You can see strains of that message in other videos that have gone viral in recent months: footage of people laughingly coughing—yes, coughing—on store clerks who asked them to wear masks. Footage of people licking goods in stores. Footage, too, of people crammed together in a pool on Memorial Day, maskless, careless, refusing to comply with statewide social-distancing guidelines. Even Sean Hannity was horrified by the Memorial Day displays.
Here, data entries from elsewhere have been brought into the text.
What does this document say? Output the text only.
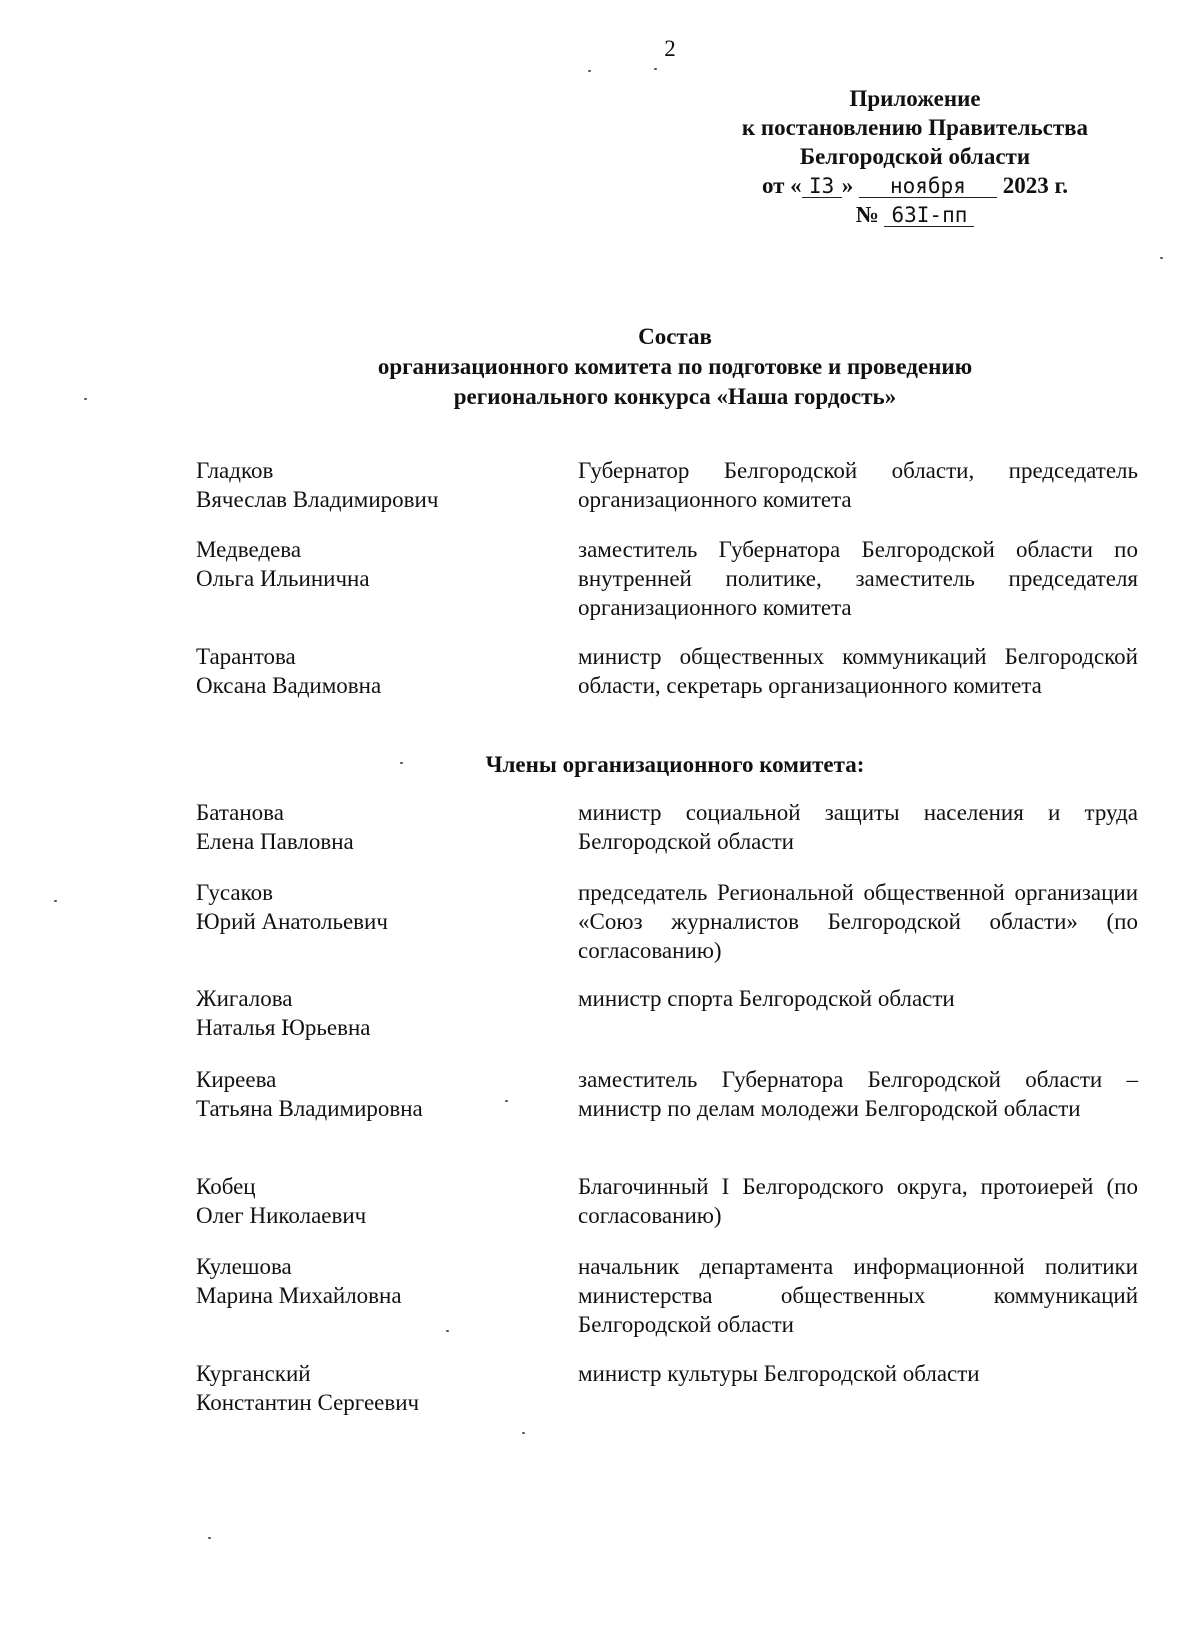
2
Приложение
к постановлению Правительства
Белгородской области
от « I3 » ноября 2023 г.
№ 63I-пп
Состав
организационного комитета по подготовке и проведению
регионального конкурса «Наша гордость»
Гладков
Вячеслав Владимирович
Губернатор Белгородской области, председатель организационного комитета
Медведева
Ольга Ильинична
заместитель Губернатора Белгородской области по внутренней политике, заместитель председателя организационного комитета
Тарантова
Оксана Вадимовна
министр общественных коммуникаций Белгородской области, секретарь организационного комитета
Члены организационного комитета:
Батанова
Елена Павловна
министр социальной защиты населения и труда Белгородской области
Гусаков
Юрий Анатольевич
председатель Региональной общественной организации «Союз журналистов Белгородской области» (по согласованию)
Жигалова
Наталья Юрьевна
министр спорта Белгородской области
Киреева
Татьяна Владимировна
заместитель Губернатора Белгородской области – министр по делам молодежи Белгородской области
Кобец
Олег Николаевич
Благочинный I Белгородского округа, протоиерей (по согласованию)
Кулешова
Марина Михайловна
начальник департамента информационной политики министерства общественных коммуникаций Белгородской области
Курганский
Константин Сергеевич
министр культуры Белгородской области
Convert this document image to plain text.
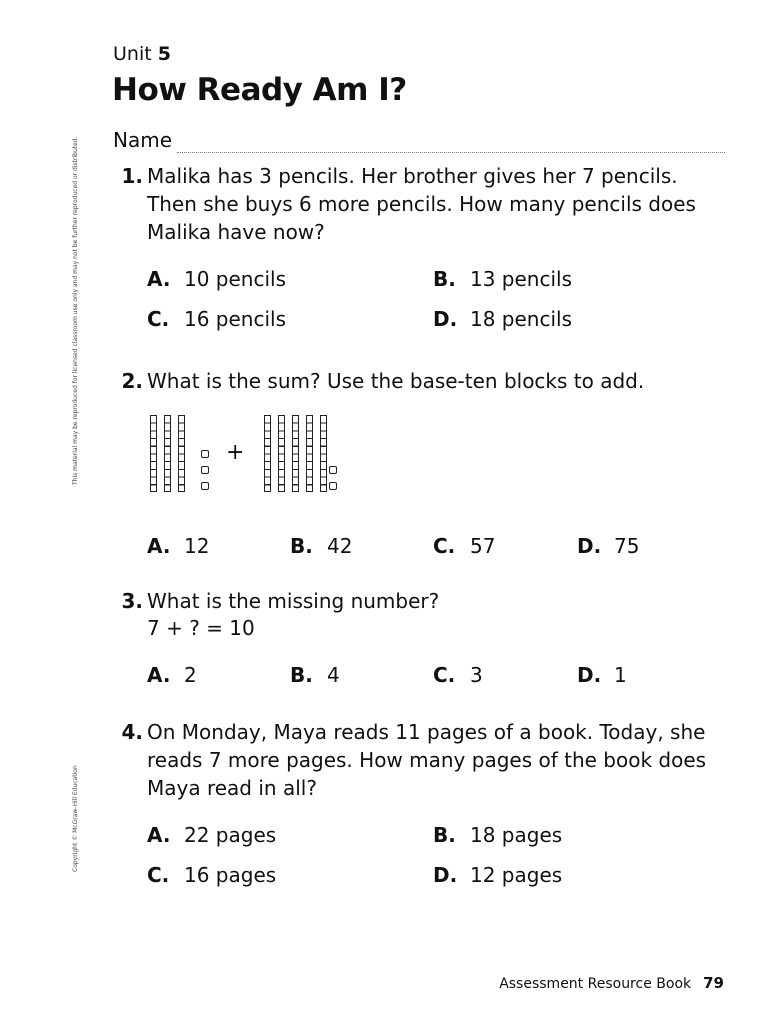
This material may be reproduced for licensed classroom use only and may not be further reproduced or distributed.
Copyright © McGraw-Hill Education
Unit 5
How Ready Am I?
Name
1. Malika has 3 pencils. Her brother gives her 7 pencils. Then she buys 6 more pencils. How many pencils does Malika have now?
A. 10 pencils	B. 13 pencils
C. 16 pencils	D. 18 pencils
2. What is the sum? Use the base-ten blocks to add.
+
A. 12	B. 42	C. 57	D. 75
3. What is the missing number?
7 + ? = 10
A. 2	B. 4	C. 3	D. 1
4. On Monday, Maya reads 11 pages of a book. Today, she reads 7 more pages. How many pages of the book does Maya read in all?
A. 22 pages	B. 18 pages
C. 16 pages	D. 12 pages
Assessment Resource Book 79
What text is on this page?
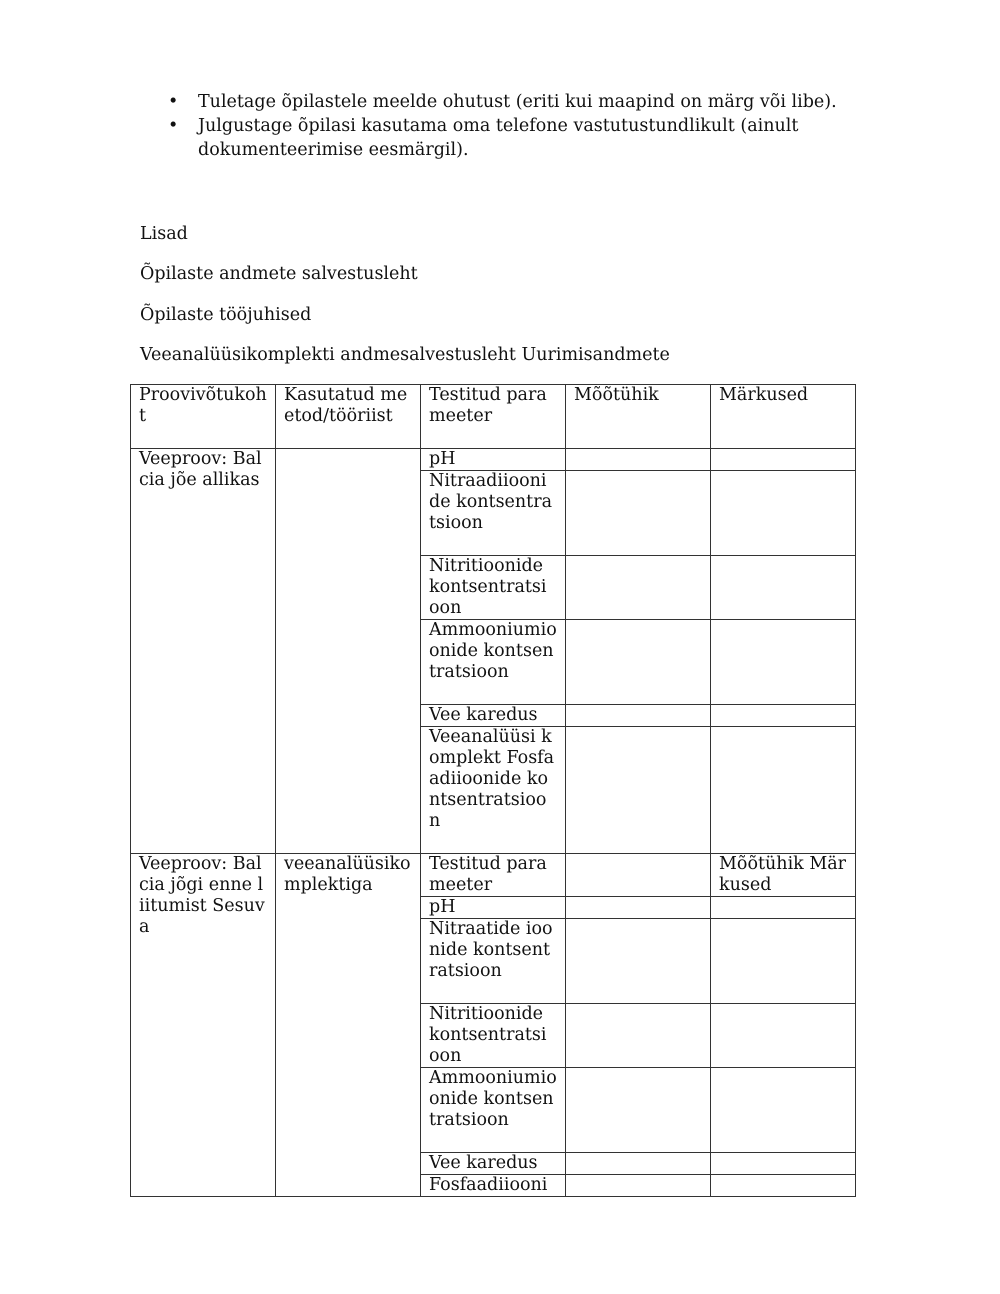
• Tuletage õpilastele meelde ohutust (eriti kui maapind on märg või libe).
• Julgustage õpilasi kasutama oma telefone vastutustundlikult (ainult dokumenteerimise eesmärgil).
Lisad
Õpilaste andmete salvestusleht
Õpilaste tööjuhised
Veeanalüüsikomplekti andmesalvestusleht Uurimisandmete
Proovivõtukoht	Kasutatud meetod/tööriist	Testitud parameeter	Mõõtühik	Märkused
Veeproov: Balcia jõe allikas		pH		
		Nitraadiioonide kontsentratsioon		
		Nitritioonide kontsentratsioon		
		Ammooniumioonide kontsentratsioon		
		Vee karedus		
		Veeanalüüsi komplekt Fosfaadiioonide kontsentratsioon		
Veeproov: Balcia jõgi enne liitumist Sesuva	veeanalüüsikomplektiga	Testitud parameeter		Mõõtühik Märkused
		pH		
		Nitraatide ioonide kontsentratsioon		
		Nitritioonide kontsentratsioon		
		Ammooniumioonide kontsentratsioon		
		Vee karedus		
		Fosfaadiiooni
During yesterday evening’s show, the Fox News host, typically a devoted ally of President Trump, beseeched his viewers to wear masks: “Do it for your mom, your dad, your grandma, your grandpa.”

But it is useful to remember that those displays of disregard are not representative of the country as a whole. Polling suggests that Americans are much more united than they are divided about the responsible and respectful way to engage in public during a global pandemic. A HuffPost/YouGov survey published last week found Americans saying, 69 percent to 19 percent, that wearing a face mask when in public and near other people is a sign of respectfulness. (The same survey found that only 8 percent of respondents saw wearing a mask as a sign of weakness; 83 percent rejected that interpretation.) According to a recent Quinnipiac University poll, 64 percent of Americans said that everyone should be wearing a mask in public. The president, despite his amplified platform, is an outlier. The proudly maskless are outliers. Many of the videos that feature those people share one more element in common: fellow shoppers, wearing masks, getting on as best they can.